Management of the silage face during feedout is necessary to keep silage fresh and to prevent spoilage. When removing silage from the face itself, the silage needs to be removed in a manner that prevents oxygen from entering the rest of the silage, as can easily happen when using a loader bucket to loosen silage from the rest of the pile. If a loader bucket is being used to remove silage from the face, the silage should be removed starting from the top of the pile and working down. Facers can also be purchased that are very effective at keeping the face smooth. Keeping a smooth silage face will reduce the surface area and therefore reduce the amount of silage being exposed to air. Never allow for overhang on the silage face. An overhang of silage can easily collapse causing a silage “avalanche” which can be deadly. Bunker silos can be very dangerous when not properly maintained.

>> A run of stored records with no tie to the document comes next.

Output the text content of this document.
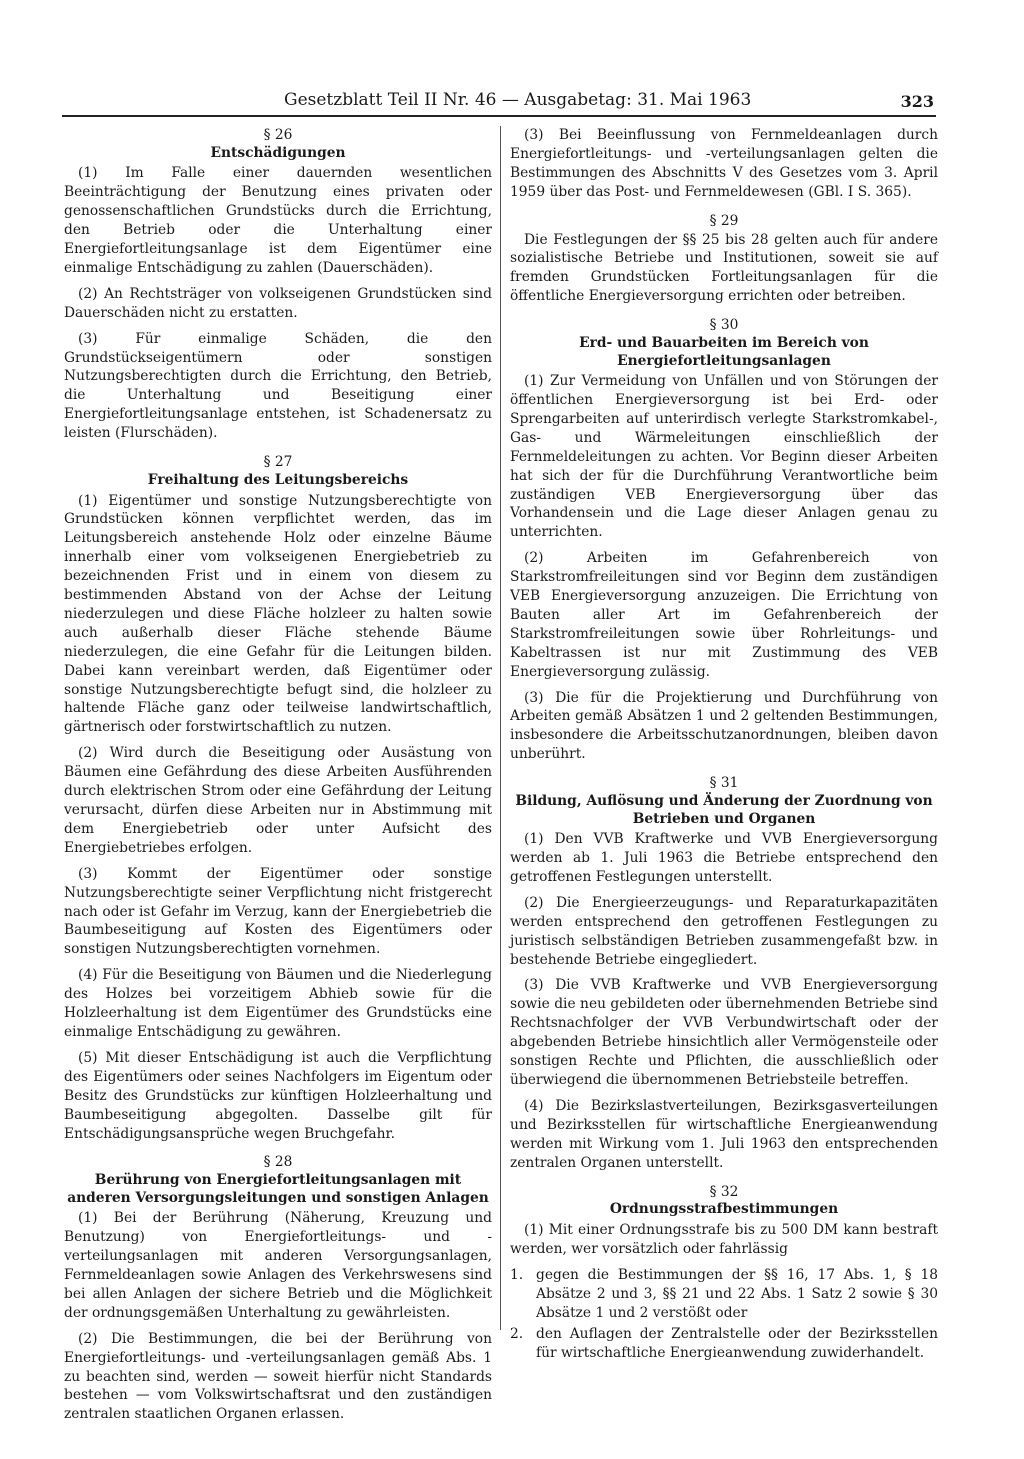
Gesetzblatt Teil II Nr. 46 — Ausgabetag: 31. Mai 1963	323
§ 26
Entschädigungen

(1) Im Falle einer dauernden wesentlichen Beeinträchtigung der Benutzung eines privaten oder genossenschaftlichen Grundstücks durch die Errichtung, den Betrieb oder die Unterhaltung einer Energiefortleitungsanlage ist dem Eigentümer eine einmalige Entschädigung zu zahlen (Dauerschäden).

(2) An Rechtsträger von volkseigenen Grundstücken sind Dauerschäden nicht zu erstatten.

(3) Für einmalige Schäden, die den Grundstückseigentümern oder sonstigen Nutzungsberechtigten durch die Errichtung, den Betrieb, die Unterhaltung und Beseitigung einer Energiefortleitungsanlage entstehen, ist Schadenersatz zu leisten (Flurschäden).

§ 27
Freihaltung des Leitungsbereichs

(1) Eigentümer und sonstige Nutzungsberechtigte von Grundstücken können verpflichtet werden, das im Leitungsbereich anstehende Holz oder einzelne Bäume innerhalb einer vom volkseigenen Energiebetrieb zu bezeichnenden Frist und in einem von diesem zu bestimmenden Abstand von der Achse der Leitung niederzulegen und diese Fläche holzleer zu halten sowie auch außerhalb dieser Fläche stehende Bäume niederzulegen, die eine Gefahr für die Leitungen bilden. Dabei kann vereinbart werden, daß Eigentümer oder sonstige Nutzungsberechtigte befugt sind, die holzleer zu haltende Fläche ganz oder teilweise landwirtschaftlich, gärtnerisch oder forstwirtschaftlich zu nutzen.

(2) Wird durch die Beseitigung oder Ausästung von Bäumen eine Gefährdung des diese Arbeiten Ausführenden durch elektrischen Strom oder eine Gefährdung der Leitung verursacht, dürfen diese Arbeiten nur in Abstimmung mit dem Energiebetrieb oder unter Aufsicht des Energiebetriebes erfolgen.

(3) Kommt der Eigentümer oder sonstige Nutzungsberechtigte seiner Verpflichtung nicht fristgerecht nach oder ist Gefahr im Verzug, kann der Energiebetrieb die Baumbeseitigung auf Kosten des Eigentümers oder sonstigen Nutzungsberechtigten vornehmen.

(4) Für die Beseitigung von Bäumen und die Niederlegung des Holzes bei vorzeitigem Abhieb sowie für die Holzleerhaltung ist dem Eigentümer des Grundstücks eine einmalige Entschädigung zu gewähren.

(5) Mit dieser Entschädigung ist auch die Verpflichtung des Eigentümers oder seines Nachfolgers im Eigentum oder Besitz des Grundstücks zur künftigen Holzleerhaltung und Baumbeseitigung abgegolten. Dasselbe gilt für Entschädigungsansprüche wegen Bruchgefahr.

§ 28
Berührung von Energiefortleitungsanlagen mit anderen Versorgungsleitungen und sonstigen Anlagen

(1) Bei der Berührung (Näherung, Kreuzung und Benutzung) von Energiefortleitungs- und -verteilungsanlagen mit anderen Versorgungsanlagen, Fernmeldeanlagen sowie Anlagen des Verkehrswesens sind bei allen Anlagen der sichere Betrieb und die Möglichkeit der ordnungsgemäßen Unterhaltung zu gewährleisten.

(2) Die Bestimmungen, die bei der Berührung von Energiefortleitungs- und -verteilungsanlagen gemäß Abs. 1 zu beachten sind, werden — soweit hierfür nicht Standards bestehen — vom Volkswirtschaftsrat und den zuständigen zentralen staatlichen Organen erlassen.

(3) Bei Beeinflussung von Fernmeldeanlagen durch Energiefortleitungs- und -verteilungsanlagen gelten die Bestimmungen des Abschnitts V des Gesetzes vom 3. April 1959 über das Post- und Fernmeldewesen (GBl. I S. 365).

§ 29

Die Festlegungen der §§ 25 bis 28 gelten auch für andere sozialistische Betriebe und Institutionen, soweit sie auf fremden Grundstücken Fortleitungsanlagen für die öffentliche Energieversorgung errichten oder betreiben.

§ 30
Erd- und Bauarbeiten im Bereich von Energiefortleitungsanlagen

(1) Zur Vermeidung von Unfällen und von Störungen der öffentlichen Energieversorgung ist bei Erd- oder Sprengarbeiten auf unterirdisch verlegte Starkstromkabel-, Gas- und Wärmeleitungen einschließlich der Fernmeldeleitungen zu achten. Vor Beginn dieser Arbeiten hat sich der für die Durchführung Verantwortliche beim zuständigen VEB Energieversorgung über das Vorhandensein und die Lage dieser Anlagen genau zu unterrichten.

(2) Arbeiten im Gefahrenbereich von Starkstromfreileitungen sind vor Beginn dem zuständigen VEB Energieversorgung anzuzeigen. Die Errichtung von Bauten aller Art im Gefahrenbereich der Starkstromfreileitungen sowie über Rohrleitungs- und Kabeltrassen ist nur mit Zustimmung des VEB Energieversorgung zulässig.

(3) Die für die Projektierung und Durchführung von Arbeiten gemäß Absätzen 1 und 2 geltenden Bestimmungen, insbesondere die Arbeitsschutzanordnungen, bleiben davon unberührt.

§ 31
Bildung, Auflösung und Änderung der Zuordnung von Betrieben und Organen

(1) Den VVB Kraftwerke und VVB Energieversorgung werden ab 1. Juli 1963 die Betriebe entsprechend den getroffenen Festlegungen unterstellt.

(2) Die Energieerzeugungs- und Reparaturkapazitäten werden entsprechend den getroffenen Festlegungen zu juristisch selbständigen Betrieben zusammengefaßt bzw. in bestehende Betriebe eingegliedert.

(3) Die VVB Kraftwerke und VVB Energieversorgung sowie die neu gebildeten oder übernehmenden Betriebe sind Rechtsnachfolger der VVB Verbundwirtschaft oder der abgebenden Betriebe hinsichtlich aller Vermögensteile oder sonstigen Rechte und Pflichten, die ausschließlich oder überwiegend die übernommenen Betriebsteile betreffen.

(4) Die Bezirkslastverteilungen, Bezirksgasverteilungen und Bezirksstellen für wirtschaftliche Energieanwendung werden mit Wirkung vom 1. Juli 1963 den entsprechenden zentralen Organen unterstellt.

§ 32
Ordnungsstrafbestimmungen

(1) Mit einer Ordnungsstrafe bis zu 500 DM kann bestraft werden, wer vorsätzlich oder fahrlässig

1. gegen die Bestimmungen der §§ 16, 17 Abs. 1, § 18 Absätze 2 und 3, §§ 21 und 22 Abs. 1 Satz 2 sowie § 30 Absätze 1 und 2 verstößt oder
2. den Auflagen der Zentralstelle oder der Bezirksstellen für wirtschaftliche Energieanwendung zuwiderhandelt.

When feeding silage, a minimum of 6 inches of silage should be removed from the entire face of the silage pile on a daily basis in order to keep the silage fresh and prevent spoilage. Once removed from the bunk, the silage needs to be fed that day. When the weather is hot, silage will spoil more quickly and even greater care needs to be taken to maintain the quality of the silage. When setting up your bunker, remember to consider the 6 inch rule when determining size. A bunker face that is too large for the amount being used each day will result in an insufficient amount of silage being fed out. Some may choose to “split the face” which will increase spoilage dramatically and is not recommended.
Remember, proper management of silage during storage and feedout is necessary to keep silage fresh and to prevent losses of this valuable feedstuff.